MM. Como sempre, há uma boa dose de acaso nas direções que a vida toma. É possível que tudo tenha começado com meu doutorado na UNIFESP. Escrevi sobre compulsão a comprar porque na época, em 1990, estava atendendo uma paciente que apresentava este sintoma. Eu, que havia estudado medicina, precisei me aventurar em um território completamente novo: a sociedade de consumo, a sociedade do espetáculo, a cultura do narcisismo, a hiper-realidade etc. Tudo isso em paralelo ao meu trabalho no consultório. Passei a me interessar por fenômenos típicos da pós-modernidade que pareciam ter em comum a fragilidade do símbolo. Desde os crimes em família, como o de Suzane Richthofen que matou os pais, e outros em que são os pais que matam os filhos, até um tipo de violência que batizei de reality game – mistura de reality show e de videogame. Em 2007 publiquei meu primeiro artigo sobre reality show na Revista de Psicologia da USP. A partir daí, todos os anos, na época em que começava o BBB, eu era entrevistada sobre o tema. Sem querer, virei uma “especialista”. Com relação à corrupção a coisa foi um pouco diferente. Publiquei em 2000 um primeiro artigo intitulado Que vantagem Maria leva? Um olhar psicanalítico sobre a corrupção. Continuei desenvolvendo minha tese central em outros textos: pessoas podem ser subornadas, mas o que se corrompe (desnatura, apodrece) são as instituições, até que a própria corrupção se transforma, ela própria, em uma instituição. Depois, quando Dominique Strauss-Kahn, na época diretor do FMI, foi acusado de estuprar uma camareira de hotel, escrevi sobre os mecanismos psíquicos que levam o poderoso a “perder a noção”. Mas foi com a Lava Jato que comecei a ser constantemente entrevistada sobre corrupção.

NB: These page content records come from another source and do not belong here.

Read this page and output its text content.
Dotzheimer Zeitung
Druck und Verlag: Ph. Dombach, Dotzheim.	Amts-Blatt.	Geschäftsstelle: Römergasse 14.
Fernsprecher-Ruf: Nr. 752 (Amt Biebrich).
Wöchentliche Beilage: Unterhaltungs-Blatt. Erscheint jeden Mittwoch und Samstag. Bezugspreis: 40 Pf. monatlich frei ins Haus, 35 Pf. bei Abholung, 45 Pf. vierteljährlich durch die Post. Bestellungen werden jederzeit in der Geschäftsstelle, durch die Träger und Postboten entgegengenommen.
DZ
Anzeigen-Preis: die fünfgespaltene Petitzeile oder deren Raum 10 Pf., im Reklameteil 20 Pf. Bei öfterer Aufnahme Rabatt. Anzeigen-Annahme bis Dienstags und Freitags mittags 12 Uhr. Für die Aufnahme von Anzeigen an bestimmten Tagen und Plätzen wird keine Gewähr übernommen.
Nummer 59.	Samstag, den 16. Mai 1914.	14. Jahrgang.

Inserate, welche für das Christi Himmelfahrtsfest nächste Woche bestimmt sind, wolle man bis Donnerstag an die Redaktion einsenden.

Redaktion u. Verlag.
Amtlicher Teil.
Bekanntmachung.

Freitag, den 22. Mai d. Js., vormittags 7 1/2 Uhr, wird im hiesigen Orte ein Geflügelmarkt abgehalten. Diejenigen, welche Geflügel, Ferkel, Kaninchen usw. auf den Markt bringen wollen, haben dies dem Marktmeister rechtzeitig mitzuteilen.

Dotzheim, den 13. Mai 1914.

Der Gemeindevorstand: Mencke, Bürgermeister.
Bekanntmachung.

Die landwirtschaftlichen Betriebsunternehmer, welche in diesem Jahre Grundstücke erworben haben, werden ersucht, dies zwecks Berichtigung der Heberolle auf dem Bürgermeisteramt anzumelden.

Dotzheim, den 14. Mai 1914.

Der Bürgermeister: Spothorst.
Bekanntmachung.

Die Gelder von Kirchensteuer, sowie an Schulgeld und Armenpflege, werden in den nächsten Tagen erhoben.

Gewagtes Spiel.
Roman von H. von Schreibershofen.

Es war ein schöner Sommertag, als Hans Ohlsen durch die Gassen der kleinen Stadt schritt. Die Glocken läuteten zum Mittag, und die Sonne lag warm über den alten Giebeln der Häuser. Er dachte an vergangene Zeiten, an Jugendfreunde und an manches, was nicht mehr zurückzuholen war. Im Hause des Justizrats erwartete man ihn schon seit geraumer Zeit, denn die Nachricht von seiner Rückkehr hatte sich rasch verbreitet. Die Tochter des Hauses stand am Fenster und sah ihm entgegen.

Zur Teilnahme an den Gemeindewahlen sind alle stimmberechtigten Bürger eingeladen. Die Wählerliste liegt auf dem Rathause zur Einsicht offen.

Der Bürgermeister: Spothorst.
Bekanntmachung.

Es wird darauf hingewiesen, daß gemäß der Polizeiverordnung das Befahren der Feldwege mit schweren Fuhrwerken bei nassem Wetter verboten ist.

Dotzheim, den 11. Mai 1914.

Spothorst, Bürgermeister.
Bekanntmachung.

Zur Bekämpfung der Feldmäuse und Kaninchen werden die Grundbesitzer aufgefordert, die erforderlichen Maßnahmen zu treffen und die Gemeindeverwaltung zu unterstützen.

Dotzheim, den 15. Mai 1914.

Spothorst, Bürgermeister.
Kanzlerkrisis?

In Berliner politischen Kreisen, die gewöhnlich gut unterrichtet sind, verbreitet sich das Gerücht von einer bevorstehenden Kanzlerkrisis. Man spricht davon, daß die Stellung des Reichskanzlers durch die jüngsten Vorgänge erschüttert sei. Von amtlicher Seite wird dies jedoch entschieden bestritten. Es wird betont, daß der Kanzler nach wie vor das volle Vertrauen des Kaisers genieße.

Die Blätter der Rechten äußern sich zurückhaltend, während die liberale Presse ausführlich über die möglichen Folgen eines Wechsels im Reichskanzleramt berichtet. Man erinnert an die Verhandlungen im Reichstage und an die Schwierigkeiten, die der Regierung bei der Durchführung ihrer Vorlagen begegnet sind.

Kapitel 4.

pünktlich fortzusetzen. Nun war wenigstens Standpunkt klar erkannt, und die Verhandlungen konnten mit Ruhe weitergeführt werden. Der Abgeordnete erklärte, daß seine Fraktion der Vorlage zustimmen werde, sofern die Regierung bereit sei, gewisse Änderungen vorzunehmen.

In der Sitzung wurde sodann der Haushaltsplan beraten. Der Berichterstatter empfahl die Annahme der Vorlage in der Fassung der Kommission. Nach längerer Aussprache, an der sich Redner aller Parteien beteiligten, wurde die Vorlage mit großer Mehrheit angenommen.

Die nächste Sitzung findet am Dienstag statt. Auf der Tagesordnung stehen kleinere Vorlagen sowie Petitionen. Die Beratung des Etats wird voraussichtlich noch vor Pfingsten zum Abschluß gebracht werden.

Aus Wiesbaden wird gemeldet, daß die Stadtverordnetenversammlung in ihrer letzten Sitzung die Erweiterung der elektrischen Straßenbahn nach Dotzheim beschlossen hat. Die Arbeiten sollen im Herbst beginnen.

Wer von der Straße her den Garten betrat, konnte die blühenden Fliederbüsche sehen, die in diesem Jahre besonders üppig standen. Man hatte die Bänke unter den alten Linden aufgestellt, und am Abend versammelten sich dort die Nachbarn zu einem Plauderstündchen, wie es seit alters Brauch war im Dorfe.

VC. Como lida com o fato de ser convocada com tanta frequência para explicar, digamos, os “mecanismos psíquicos” da corrupção?
MM. Gosto muito do desafio de falar sobre o tema, pois cada jornalista faz perguntas que me obrigam a aprofundar ângulos ou aspectos nos quais eu não tinha pensado. Um exemplo: queriam que eu falasse sobre a “corrupção nossa de cada dia”. Sei que as matérias precisam de chamadas fortes. Então, mesmo não fazendo muito sentido falar nesses termos, aproveitei para mostrar a diferença que existe do ponto de vista psíquico entre a pura e simples transgressão, e atos que se pautam por uma lei paralela, não oficial e implícita. Nesse segundo caso, a pessoa simplesmente não sente que está transgredindo nada. Isso me levou a analisar o “jeitinho brasileiro” e a “lei de Gerson”. São verdadeiras instituições que ignoram a lei oficial e erigem valores que não podem ser transgredidos: respectivamente o ‘favor em nome da amizade’ e a ‘esperteza viril’. Quem não retribui favor, e quem se recusa a levar vantagem, é visto como transgressor dessas “leis” e punido pela coletividade. Eu não teria pensado nada disso sem as entrevistas.
VC. O que mais tem aprendido com seus alunos e pacientes?
MM. A sensibilidade para sintonizar com o funcionamento psíquico dos outros, pacientes e colegas, me ajuda a me colocar na pele deles, a empatizar e me identificar com suas angústias. Isso me ajuda a respeitar e a conviver com pessoas que sentem e pensam de maneira diferente de mim. Naturalmente, não podemos aceitar e concordar com tudo – há atos e atitudes que simplesmente não podem ser tolerados –, mas pelo menos podemos entender as razões e as motivações dos outros. Isso me ajuda a viver melhor.